Many of the assets in the funds are hard to sell, and most are managed by other subadvisers, including the private equity fund Cerberus Capital Management.

Control of Mr. Merkin’s Ascot Fund, which invested nearly all of its assets with Mr. Madoff, will be turned over to David Pitofsky, a litigation lawyer who was once a corporate fraud investigator for the federal prosecutor’s office in New York. The fund, whose investors included Tufts University, Bard College and Yeshiva University, had $1.7 billion invested with Mr. Madoff. While there is little left in the Ascot fund, Mr. Pitofsky will oversee any recovery efforts.

“As part of his continuing efforts to maximize the returns to investors in the funds, Mr. Merkin has agreed in principle to appoint Guidepost Partners, a leader in global investigations, security and compliance, as the receiver for the funds while he remains available to consult regarding the wind-down at no cost to the funds,” Andrew J. Levander, a lawyer for Mr. Merkin, said in a statement.

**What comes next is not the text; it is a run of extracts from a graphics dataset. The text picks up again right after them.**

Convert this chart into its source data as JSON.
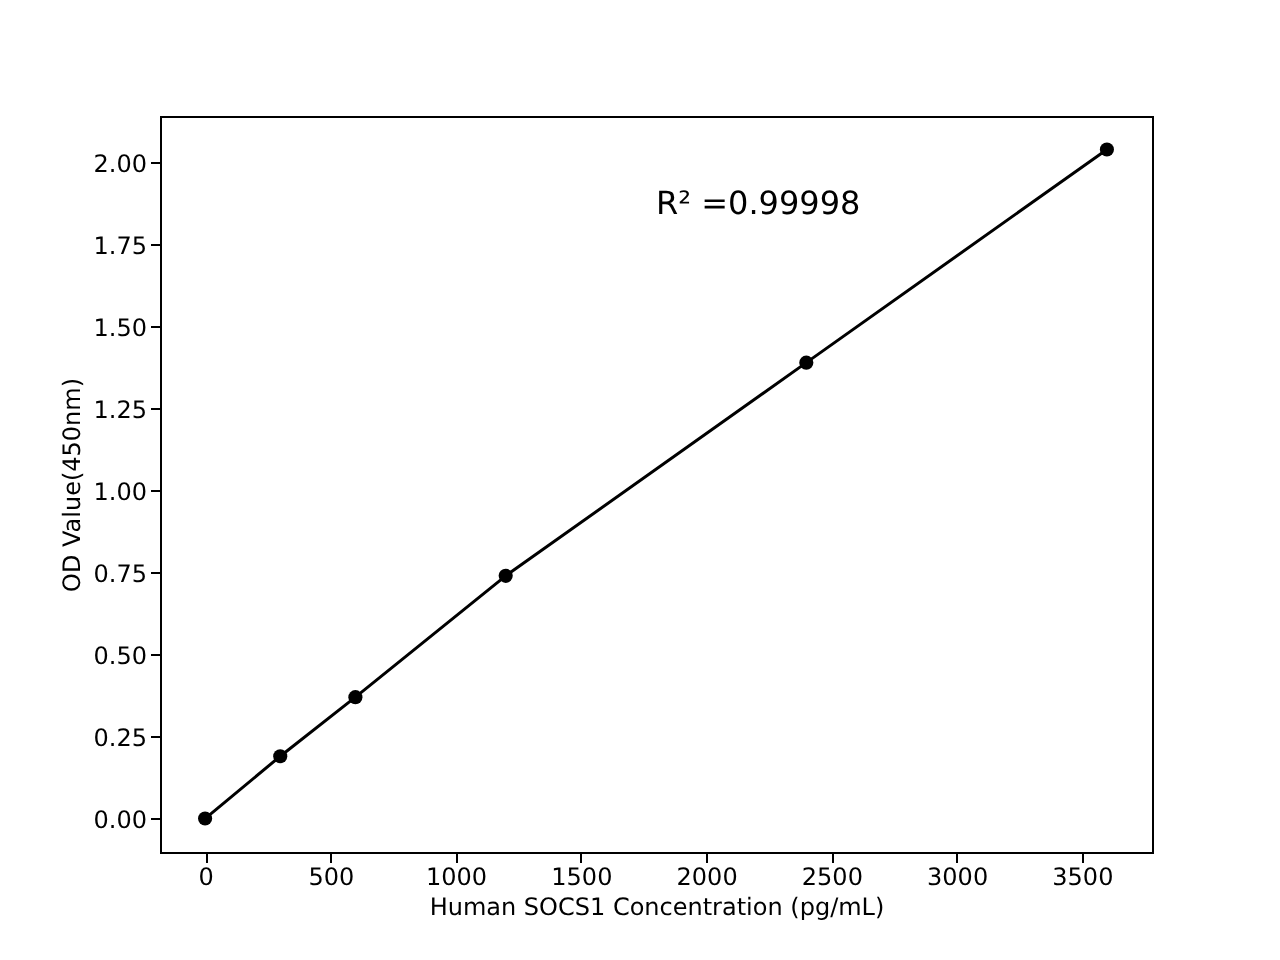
{
  "chart_data": {
    "type": "line",
    "xlabel": "Human SOCS1 Concentration (pg/mL)",
    "ylabel": "OD Value(450nm)",
    "x": [
      0,
      300,
      600,
      1200,
      2400,
      3600
    ],
    "series": [
      {
        "color": "#000000",
        "values": [
          0.0,
          0.19,
          0.37,
          0.74,
          1.39,
          2.04
        ]
      }
    ],
    "marker": "circle",
    "line_style": "solid",
    "grid": false,
    "xlim": [
      -180,
      3780
    ],
    "xticks": [
      0,
      500,
      1000,
      1500,
      2000,
      2500,
      3000,
      3500
    ],
    "ylim": [
      -0.102,
      2.142
    ],
    "yticks": [
      {
        "value": 0,
        "label": "0.00"
      },
      {
        "value": 0.25,
        "label": "0.25"
      },
      {
        "value": 0.5,
        "label": "0.50"
      },
      {
        "value": 0.75,
        "label": "0.75"
      },
      {
        "value": 1,
        "label": "1.00"
      },
      {
        "value": 1.25,
        "label": "1.25"
      },
      {
        "value": 1.5,
        "label": "1.50"
      },
      {
        "value": 1.75,
        "label": "1.75"
      },
      {
        "value": 2,
        "label": "2.00"
      }
    ],
    "annotations": [
      "R² =0.99998"
    ]
  }
}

Mr. Cuomo’s complaint does not accuse Mr. Merkin of knowing about Mr. Madoff’s vast fraud. But it charged that he had failed to carry out the diligent research and investigation he had promised, and in some cases had deliberately deceived clients about his investments with Mr. Madoff, beginning in 1992.

“Merkin’s deceit, recklessness, and breaches of fiduciary duty have resulted in the loss of approximately $2.4 billion,” according to the complaint filed by Mr. Cuomo’s office in April, which opened an investigation of Mr. Merkin soon after the Madoff scheme collapsed in mid-December.

Mr. Levander has called the charges “hasty and ill-conceived” and said Mr. Merkin would defend himself vigorously.

Mr. Merkin, the former chairman of GMAC, is also being sued by New York University, which requested months ago that he relinquish control over the Ariel fund. The university, which lost $24 million of its investment in Ariel, is suing Mr. Merkin for turning over a portion of its money to Mr. Madoff without disclosing the arrangement to Ariel’s investors. The Ariel fund is not related to Ariel Investments of Chicago.

Beth Kaswan, a lawyer for N.Y.U., said the university is reviewing the proposed agreement.

Mr. Merkin collected more $470 million for managing three funds, Ariel, Gabriel and Ascot Partners, over the last decade.

In the lawsuit with N.Y.U., Mr. Merkin’s lawyers proposed in February a plan to form an “oversight committee” that would evaluate the liquidation of several funds under his control — a process that will likely take years.

Mr. Merkin has also been sued by New York Law School and the publishing executive, Mortimer B. Zuckerman, over his losses connected to Mr. Madoff.